Nuxeo's open source Enterprise Content Management (ECM) platform has been ratcheted up a notch this week with the availability of two new modules. Both designed to use semantic technologies to automate linked data services, the new code blocks are available on the company's Nuxeo Marketplace EP-based repository — which in itself represents an ECM industry “app store” of sorts.
Nuxeo claims that the two new modules both use semantic technology to extend the body of information available on recognizable data entities in a content repository. They are available as optional extensions to Nuxeo Enterprise Platform (EP), or any of the products and frameworks based on Nuxeo EP, such as Nuxeo DM.
“The Automated Document Categorization” package: allows any Nuxeo EP-based content application to automatically complete document metadata for a newly created document based on the textual content of the electronic file. Metadata such as language, subject, geographic coverage includes elements from the Dublin Core metadata standard and from the Nuxeo application.

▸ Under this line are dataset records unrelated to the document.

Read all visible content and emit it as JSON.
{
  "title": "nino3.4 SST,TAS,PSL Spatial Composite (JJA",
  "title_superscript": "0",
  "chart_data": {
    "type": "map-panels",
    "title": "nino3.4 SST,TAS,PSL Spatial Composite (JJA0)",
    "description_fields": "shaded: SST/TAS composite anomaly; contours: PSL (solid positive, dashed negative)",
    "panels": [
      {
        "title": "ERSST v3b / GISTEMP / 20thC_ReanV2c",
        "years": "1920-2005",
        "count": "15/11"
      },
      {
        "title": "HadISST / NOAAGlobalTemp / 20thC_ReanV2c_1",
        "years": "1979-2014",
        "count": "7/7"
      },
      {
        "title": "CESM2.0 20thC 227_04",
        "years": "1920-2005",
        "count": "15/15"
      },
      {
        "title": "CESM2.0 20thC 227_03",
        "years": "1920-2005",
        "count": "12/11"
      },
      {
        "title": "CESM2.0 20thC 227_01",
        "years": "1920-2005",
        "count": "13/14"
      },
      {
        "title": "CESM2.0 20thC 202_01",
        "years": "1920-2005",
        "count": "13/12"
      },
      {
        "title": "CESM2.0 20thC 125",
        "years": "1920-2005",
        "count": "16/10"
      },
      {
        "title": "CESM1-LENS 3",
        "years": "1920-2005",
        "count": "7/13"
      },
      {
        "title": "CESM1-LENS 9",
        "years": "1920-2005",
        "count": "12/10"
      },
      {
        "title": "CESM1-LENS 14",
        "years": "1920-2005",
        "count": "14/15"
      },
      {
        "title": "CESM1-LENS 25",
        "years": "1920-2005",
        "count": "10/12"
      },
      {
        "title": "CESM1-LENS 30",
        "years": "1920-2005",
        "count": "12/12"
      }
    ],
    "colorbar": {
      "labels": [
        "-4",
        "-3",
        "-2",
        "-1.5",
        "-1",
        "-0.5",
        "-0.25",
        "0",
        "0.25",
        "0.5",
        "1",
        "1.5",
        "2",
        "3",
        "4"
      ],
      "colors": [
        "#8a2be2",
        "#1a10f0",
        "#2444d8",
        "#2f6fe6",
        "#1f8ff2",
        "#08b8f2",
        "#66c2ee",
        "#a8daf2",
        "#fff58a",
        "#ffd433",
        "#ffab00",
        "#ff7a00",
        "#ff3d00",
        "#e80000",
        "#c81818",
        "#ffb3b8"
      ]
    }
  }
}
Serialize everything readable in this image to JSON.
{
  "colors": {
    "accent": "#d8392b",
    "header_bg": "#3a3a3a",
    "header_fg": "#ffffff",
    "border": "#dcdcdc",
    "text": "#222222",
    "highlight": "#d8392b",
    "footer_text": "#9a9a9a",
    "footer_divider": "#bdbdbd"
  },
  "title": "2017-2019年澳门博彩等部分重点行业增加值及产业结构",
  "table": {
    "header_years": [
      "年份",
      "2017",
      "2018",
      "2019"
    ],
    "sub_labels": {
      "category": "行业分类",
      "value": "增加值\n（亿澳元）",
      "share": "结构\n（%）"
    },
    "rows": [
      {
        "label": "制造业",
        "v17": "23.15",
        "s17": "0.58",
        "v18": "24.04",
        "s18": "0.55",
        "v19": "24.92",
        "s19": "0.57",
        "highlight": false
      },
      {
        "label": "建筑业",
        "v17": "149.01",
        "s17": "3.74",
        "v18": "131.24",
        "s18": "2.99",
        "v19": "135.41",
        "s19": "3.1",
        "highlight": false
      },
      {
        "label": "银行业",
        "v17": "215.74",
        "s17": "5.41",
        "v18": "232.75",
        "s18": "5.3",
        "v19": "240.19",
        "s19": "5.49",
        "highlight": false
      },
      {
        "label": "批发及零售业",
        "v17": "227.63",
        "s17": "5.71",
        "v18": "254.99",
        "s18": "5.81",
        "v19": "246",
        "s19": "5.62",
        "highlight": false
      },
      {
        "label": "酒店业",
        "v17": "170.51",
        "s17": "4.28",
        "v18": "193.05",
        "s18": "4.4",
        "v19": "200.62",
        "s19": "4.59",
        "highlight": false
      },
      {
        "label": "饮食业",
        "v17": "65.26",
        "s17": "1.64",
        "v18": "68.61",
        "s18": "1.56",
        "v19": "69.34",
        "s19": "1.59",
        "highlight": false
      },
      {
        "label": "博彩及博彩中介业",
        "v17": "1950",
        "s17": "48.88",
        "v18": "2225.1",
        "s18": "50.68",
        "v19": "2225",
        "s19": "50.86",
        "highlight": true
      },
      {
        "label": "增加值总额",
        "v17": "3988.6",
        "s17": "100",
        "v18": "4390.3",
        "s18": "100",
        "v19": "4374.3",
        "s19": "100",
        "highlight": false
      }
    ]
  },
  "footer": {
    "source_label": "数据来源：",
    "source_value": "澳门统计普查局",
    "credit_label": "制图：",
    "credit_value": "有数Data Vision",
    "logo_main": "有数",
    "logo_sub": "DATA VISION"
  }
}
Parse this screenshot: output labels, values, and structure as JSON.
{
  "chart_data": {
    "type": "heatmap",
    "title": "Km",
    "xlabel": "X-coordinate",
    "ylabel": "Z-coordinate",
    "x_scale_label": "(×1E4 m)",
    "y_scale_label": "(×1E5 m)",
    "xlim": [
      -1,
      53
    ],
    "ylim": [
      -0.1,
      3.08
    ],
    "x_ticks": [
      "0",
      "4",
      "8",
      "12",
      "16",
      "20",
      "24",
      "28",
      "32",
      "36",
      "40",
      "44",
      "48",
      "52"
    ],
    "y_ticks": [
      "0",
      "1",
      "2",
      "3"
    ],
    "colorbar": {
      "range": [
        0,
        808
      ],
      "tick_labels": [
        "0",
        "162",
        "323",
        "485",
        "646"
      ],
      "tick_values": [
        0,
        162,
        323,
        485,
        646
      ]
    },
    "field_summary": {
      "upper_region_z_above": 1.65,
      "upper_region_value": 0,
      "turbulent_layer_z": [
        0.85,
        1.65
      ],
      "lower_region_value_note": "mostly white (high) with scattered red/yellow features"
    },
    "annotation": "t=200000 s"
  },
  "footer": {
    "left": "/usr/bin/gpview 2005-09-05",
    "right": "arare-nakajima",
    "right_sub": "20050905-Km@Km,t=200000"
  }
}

When a new document is added, the text is extracted then tokenized and each token counted to perform advanced statistical analysis to suggest the most likely categories for the metadata fields.
“The Semantic Linking” package: provides a call to the open source Apache incubator project now known as “Apache Stanbol.” Nuxeo has been an active contributor to this open source OSGi-based RESTful semantic engine project, established under the Interactive Knowledge Stack project (IKS) and formerly known as “FISE.” This semantic service analyzes document text to find notable people, places, or organizations using DBPedia, as an online reference knowledge base created from information extracted from Wikipedia.
The semantic engine identifies notable entities within the file text. An entity hub then enables access to related information, such as lists of other repository documents that reference the same entity, and descriptions and images from DBPedia. Entities can also be manually created, or manually linked from a document. News agencies, educational institutions, research firms or any organization needing quick, accurate identification of known personalities, organizations, or places, across large volumes of text, will benefit from this packaged module.
“Nuxeo has been contributing heavily to this exciting initiative and is pleased to see it gain momentum with acceptance as “Stanbol” under the Apache incubator program,” notes Eric Barroca, Nuxeo CEO. “This project is important in the evolution of content analytics, because it is available as open source, ensuring semantic linking capabilities can be embedded and used across a broad range of content-enabled applications either online or on-premise inside enterprises.”
Nuxeo Marketplace is a directory offering a range of packaged plug-ins, templates and applications created by Nuxeo developers, Nuxeo Galaxy partners, and customers.